CS111 Spring 2009
Modularity and virtualization
April 06, 2009
Julio Ceballos, Lorena Topete, Cody Prestwood
MODULARITY - Split the program into pieces
ABSTRACTION - use "nice" boundaries between pieces
L lines of code and M modules
Problems with out paranoid word-counter program
A. Performance issues
1. cache answer
2. so IO in parallel with computation
* will help a bit for out OS but can be better
B. Flexibility
-Most Important ( common needs in Software Engineering)
1. to much of a pain to change // ex: recompile and install
2. to much of a pain to reuse parts
-Least Important
3. to much of a pain to run several programs at the same time
4. to much of a pain to recover from crash
C. Complexity
1. Coping techniques
* Modularity - break programs into pieces
* Abstraction - use "nice" boundaries between pieces
2. Modularity-----> Find bugs Faster
-assume L lines of codes and B bugs
- assume B is proportional to L
- assume time to find bugs is proportional to L
-debug time: is proportional to B*L which is proportional to L
*Now assume M modules
-now Debug time is proportional to
B/M * L/M * M => (L*L)/M
* this is assuming bugs don't cross module boundaries, and modules are the same size,
and bugs are evenly distributed
* Obvious which Module owns the bug
* Modularity can greatly help you find the bugs in your code
* API = application programing interface
Ex: Modularity Example: Rewriting read_ide_sector
void read_ide_sector (int s, int a);
^ ide is only good fro reading ide Disks
void read_sector (int s, int a); *higher level of abstraction
void read_sector (int s, off_t s, int a);
^ ^ ^ address
^ ^ Sector number
^ Disk number
ssize_t read_bytes(int s, off_t o, char* a, size_t n);
^ ^ ^ ^ address
^ ^ ^ offset from Disk start, in bytes
^ ^ Disk number
^ signed, returns # of bytes read or - number for error
OFFICIAL UNIX
ssize_t read(int d, char* a, size_t n);
off_t lseek( int d, off_t o, int whence);
^ ^ ^
^ ^ ^ 0 from beginning; 1 from current; 2 from end
^ ^ signed
^ returns new seek location
in Unix:
ssize_t read(int d, char *a, size_t n)
-always read from last seek position
off_t lseek(int d, off_t o, int whence)
o - is positive or negative
off_t is signed int
whence: 0 from beginning
1 current position
2 from end
Unix design:
1. Advantage - can share lseek with read/write functions
2. Disadvantage - Takes more time if application does
random access
Abstraction of function
read_ide_sector(int s, int a)
s-sector
a-returned result
change to: read_sector(int d, int s, int a)

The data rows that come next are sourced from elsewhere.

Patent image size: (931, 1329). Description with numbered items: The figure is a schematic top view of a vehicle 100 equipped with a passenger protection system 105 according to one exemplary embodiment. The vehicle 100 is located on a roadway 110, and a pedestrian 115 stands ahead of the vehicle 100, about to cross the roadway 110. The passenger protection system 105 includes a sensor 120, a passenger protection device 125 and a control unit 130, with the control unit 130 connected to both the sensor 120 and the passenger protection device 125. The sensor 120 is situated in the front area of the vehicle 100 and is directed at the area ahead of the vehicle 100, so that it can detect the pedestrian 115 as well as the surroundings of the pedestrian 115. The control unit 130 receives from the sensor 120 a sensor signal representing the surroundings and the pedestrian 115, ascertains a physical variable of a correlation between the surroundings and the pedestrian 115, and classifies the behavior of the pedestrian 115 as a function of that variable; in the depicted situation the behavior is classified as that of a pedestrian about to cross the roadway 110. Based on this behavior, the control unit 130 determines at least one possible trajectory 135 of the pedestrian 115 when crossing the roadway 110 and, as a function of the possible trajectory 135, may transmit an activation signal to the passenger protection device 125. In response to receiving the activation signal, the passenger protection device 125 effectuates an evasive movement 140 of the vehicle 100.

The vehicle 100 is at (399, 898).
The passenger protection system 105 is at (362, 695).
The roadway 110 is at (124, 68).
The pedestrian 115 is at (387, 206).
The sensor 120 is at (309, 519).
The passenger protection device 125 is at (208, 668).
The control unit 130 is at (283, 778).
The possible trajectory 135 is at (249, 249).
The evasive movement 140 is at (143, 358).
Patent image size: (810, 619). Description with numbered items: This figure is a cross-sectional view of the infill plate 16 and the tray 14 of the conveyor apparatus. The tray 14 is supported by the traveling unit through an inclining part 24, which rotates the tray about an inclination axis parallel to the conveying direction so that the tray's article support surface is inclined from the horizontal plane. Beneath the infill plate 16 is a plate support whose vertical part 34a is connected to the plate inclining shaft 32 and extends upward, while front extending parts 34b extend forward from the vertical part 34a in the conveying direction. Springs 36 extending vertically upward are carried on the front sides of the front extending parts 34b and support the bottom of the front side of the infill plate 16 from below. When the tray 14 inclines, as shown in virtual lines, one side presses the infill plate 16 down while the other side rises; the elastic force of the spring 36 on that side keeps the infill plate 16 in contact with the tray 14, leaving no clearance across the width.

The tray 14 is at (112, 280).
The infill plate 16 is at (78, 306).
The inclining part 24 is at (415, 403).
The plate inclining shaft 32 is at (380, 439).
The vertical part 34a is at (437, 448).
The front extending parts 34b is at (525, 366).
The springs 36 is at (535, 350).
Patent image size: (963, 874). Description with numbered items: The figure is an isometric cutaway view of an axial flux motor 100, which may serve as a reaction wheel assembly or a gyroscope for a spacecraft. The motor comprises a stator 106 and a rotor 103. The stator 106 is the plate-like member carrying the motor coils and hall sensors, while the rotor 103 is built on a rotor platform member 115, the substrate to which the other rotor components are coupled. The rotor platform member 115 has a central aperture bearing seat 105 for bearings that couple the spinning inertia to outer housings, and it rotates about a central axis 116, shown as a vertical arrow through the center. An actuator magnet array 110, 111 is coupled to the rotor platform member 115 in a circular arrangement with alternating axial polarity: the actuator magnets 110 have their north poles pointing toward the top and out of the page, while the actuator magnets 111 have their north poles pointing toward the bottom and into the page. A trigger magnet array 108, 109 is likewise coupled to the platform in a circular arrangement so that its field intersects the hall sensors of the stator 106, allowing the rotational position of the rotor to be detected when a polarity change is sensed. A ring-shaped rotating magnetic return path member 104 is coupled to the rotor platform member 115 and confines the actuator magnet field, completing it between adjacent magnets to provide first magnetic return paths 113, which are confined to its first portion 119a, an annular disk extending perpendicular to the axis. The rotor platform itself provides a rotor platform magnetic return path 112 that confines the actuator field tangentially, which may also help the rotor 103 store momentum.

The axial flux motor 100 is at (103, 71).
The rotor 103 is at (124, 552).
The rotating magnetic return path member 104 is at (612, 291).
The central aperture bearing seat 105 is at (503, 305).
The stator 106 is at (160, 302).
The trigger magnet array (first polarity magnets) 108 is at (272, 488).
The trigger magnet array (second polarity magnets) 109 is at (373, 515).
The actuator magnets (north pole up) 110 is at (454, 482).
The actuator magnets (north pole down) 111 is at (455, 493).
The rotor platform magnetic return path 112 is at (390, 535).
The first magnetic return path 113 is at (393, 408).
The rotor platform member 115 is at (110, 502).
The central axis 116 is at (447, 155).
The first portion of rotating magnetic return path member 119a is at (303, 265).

d-disk ID to support multiple disks
generalize interface: read_sector(int d, off_t s, char *a)
-provides 64-bit support for disks larger that 4Gig
s-offset into disk
a-pointer to receiving buffer
1. OS needs to maintain mapping between device and
sectors. So device number and secotr number are
separate arguments
2. Assume secotr is 512 bytes and only one sector per
read
Positives and Negatives
+ many apps don't care about current seek location
+ share lseek with read and write
+ encourages sequential reads
- take more time if apps generally do Random Access
**How To enforce Modularity**
1. Do Nothing – use a single program, global variables, no functions
2. Function call modularity where functions are a black box
a. Put in BIOS and the program is called from the BIOS
b. Main is in RAM instead of BIOS
c. Stack has call – this approach has a problem
Partition of memory
-------------------------------------------------------------
| BootRecord | Main | |Stack| | BIOS |
-------------------------------------------------------------
Caller and Callee Contract
** Because the callee can potentially overwrite the caller's memory,
a contract exists between the caller and callee preventing this.
Example: recursive factorial function
int fact (int n)
{
If(n==0)
return 1;
else
return n* fact (n-1);
}
In x86 code:
fact:
pushl %ebp # push caller's frame Pointer
movl $1, %eax # move constant 1 into ax reg. ( this is preparing the register to return 1)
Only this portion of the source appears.